The anger came for me a few days later. I was numb. Just numb. All I wanted to do was get hold of my friends, and then once I did, I was numb.
All those mothers and fathers. All those decent people. It still hurts to think about the loss.
My reaction was markedly similar - of course, being on the west coast, and not watching the news before I go to work, or listening to the radio in the car, I didn't know anything had happened until I got to work, by which point it was all over.
My first thought was "whoever's behind this is dead" - war was the obvious, inevitable, undeniable result. No other outcome was conceivable.

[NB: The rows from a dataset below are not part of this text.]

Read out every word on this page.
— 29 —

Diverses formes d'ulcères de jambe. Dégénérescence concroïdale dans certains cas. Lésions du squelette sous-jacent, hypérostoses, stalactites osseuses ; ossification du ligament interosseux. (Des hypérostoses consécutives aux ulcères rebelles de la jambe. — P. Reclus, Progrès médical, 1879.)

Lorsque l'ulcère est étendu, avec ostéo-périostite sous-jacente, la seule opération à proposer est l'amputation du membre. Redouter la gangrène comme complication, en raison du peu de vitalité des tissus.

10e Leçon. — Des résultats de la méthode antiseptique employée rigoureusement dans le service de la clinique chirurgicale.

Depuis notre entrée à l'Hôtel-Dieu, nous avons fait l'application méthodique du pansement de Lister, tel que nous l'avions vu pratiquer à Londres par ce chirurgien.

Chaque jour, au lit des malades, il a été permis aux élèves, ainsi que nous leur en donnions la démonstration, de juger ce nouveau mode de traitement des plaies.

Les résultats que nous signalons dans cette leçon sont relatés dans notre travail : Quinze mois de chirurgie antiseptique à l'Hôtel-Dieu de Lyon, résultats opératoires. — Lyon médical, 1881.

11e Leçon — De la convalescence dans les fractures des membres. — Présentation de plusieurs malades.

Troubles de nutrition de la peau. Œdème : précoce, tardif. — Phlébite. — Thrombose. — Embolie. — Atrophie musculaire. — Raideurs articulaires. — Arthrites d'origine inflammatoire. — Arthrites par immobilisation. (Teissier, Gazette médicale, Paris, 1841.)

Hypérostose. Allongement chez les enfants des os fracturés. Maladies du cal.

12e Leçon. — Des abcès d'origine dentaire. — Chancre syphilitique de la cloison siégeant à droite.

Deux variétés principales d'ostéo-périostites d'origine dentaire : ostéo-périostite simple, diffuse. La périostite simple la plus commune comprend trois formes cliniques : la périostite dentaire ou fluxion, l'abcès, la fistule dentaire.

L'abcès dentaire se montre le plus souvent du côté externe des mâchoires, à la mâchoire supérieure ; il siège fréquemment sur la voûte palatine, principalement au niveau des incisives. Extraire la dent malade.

I remember the moment I started to feel better.
Cameras in Britian were showing Margaret Thatcher. She was bent over, looked terribly ancient, and was struggling to walk while a camera was shoved in her face.
She stopped and looked not at the camera, not at the cameraman, and said,
"We will stand beside you. As we always have."
God bless the Brits and the Aussies.
I don't know if what I felt was anger. It was more a feeling that seeking and obtaining justice was inevitable, irresistible, natural and certain.
On those occasions when I have been sucker-punched, that's how I've felt. Maybe that is anger, for me, for that kind of situation.
But what I think of as anger is something much hotter and noisier. That, I really didn't feel on that day.
I remember telling someone, "They made a huge mistake, they just don't know it yet."
The weirdest thing for me?
My grade-school aged daughter went to school that morning with a shirt on that she had bought the night before at Target.
It was a blue-grey pullover, long-sleeves, crew neck. Kind of a touristy-looking thing. The kind of thing you might buy from a street vendor. In New York City.
You see, my daughter wore a shirt to school that morning that had, on the front of it, a picture of the World Trade Center towers.
I still get the chills thinking about it.
Nancy, I agree with you about the song. The Battle Hymn of the Republic has been going through my mind as well. I think it expresses the mood of our country and what we must do. God is Marching On.